Starry stonewort is a non-native algae.
Starry stonewort is a fast-growing, non-native algae that can produce dense mats that not only interfere with the use of the lake by boats, but also have a negative impact on the ecology of a lake.
Monika Lawrence for MPR News 2016

Updated: 6:36 p.m. | Posted: 11:54 a.m.

The Minnesota Department of Natural Resources says starry stonewort, an invasive species, has been confirmed in Medicine Lake in the west metro.

It's the first new case of starry stonewort in the state this year. The aquatic invader is now confirmed in 12 Minnesota lakes.

Starry stonewort is a grasslike algae that can form dense mats that make boating, fishing and swimming difficult. It's named for the small, white, star-shaped bulbils that distinguish it from other look-alike native algae.

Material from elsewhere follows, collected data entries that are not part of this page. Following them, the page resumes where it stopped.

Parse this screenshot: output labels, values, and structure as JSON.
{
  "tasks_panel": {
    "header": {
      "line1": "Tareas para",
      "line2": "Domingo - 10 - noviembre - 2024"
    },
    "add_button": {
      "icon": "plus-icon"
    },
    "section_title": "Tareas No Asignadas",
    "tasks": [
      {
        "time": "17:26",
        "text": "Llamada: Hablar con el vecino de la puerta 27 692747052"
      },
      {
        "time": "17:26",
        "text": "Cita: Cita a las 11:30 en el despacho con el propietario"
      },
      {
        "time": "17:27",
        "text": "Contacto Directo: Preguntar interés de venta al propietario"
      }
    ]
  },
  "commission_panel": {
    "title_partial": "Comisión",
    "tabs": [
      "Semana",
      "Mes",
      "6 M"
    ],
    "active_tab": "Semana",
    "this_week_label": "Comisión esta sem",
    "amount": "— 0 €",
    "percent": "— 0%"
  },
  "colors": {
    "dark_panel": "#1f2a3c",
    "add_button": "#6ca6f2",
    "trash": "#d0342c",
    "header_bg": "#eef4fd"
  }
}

"This is a relatively new invasive species for Minnesota," said Keegan Lund, invasive species biologist with the DNR. "This is the 12th confirmation of its presence in the whole state. But it's also the first infestation in the metro, where it is there is a lot of use of our recreational lakes, a lot of activity, a lot of movement of watercraft, so the potential for spread is high."

Native to Europe and Asia, it was introduced to the United States in the 1970s through ballast water discharged by cargo ships on the Great Lakes.

Starry stonewort first showed up in Minnesota in 2015 in Lake Koronis near Paynesville. Since then, experts have been trying to figure out ways to control and treat the pesky species.

A Three Rivers Park District watercraft inspector recognized starry stonewort on a boat propeller and notified the DNR.

Invasive species specialists confirmed a widespread growth around the public access on the north end of Medicine Lake, the DNR said in a news release. A survey found starry stonewort in about 14 acres of the 924-acre lake.

"It's a relatively unstudied invasive species," Lund said. "There's still a lot we need to know. But has potential impacts like other invasive plants in that it can cause recreational nuisances, it can fill up the water column, it can replace native plants."

Lund said there's concern about the invader spreading to other Twin Cities lakes.

"It just takes a small fragment of the plant to potentially spread," Lund said. "We know that in some lakes, they can be quite a nuisance and can cause a lot of problems, so we want to make sure this infestation remains isolated."

The DNR and Three Rivers Park District plan to treat the area near the access. Starry stonewort has never been eradicated from any U.S. lake.

Other Minnesota lakes with starry stonewort include Grand, Mud and Rice lakes in Stearns County; Cass, Moose, Turtle and Upper Red lakes in Beltrami County; Lake Minnewaska in Pope County; West Lake Sylvia in Wright County; and Lake Winnibigoshish in Cass and Itasca counties.

Boaters can help stop the spread of invasive species by cleaning and draining their boats and trailers and disposing of unwanted bait before moving to another lake or river.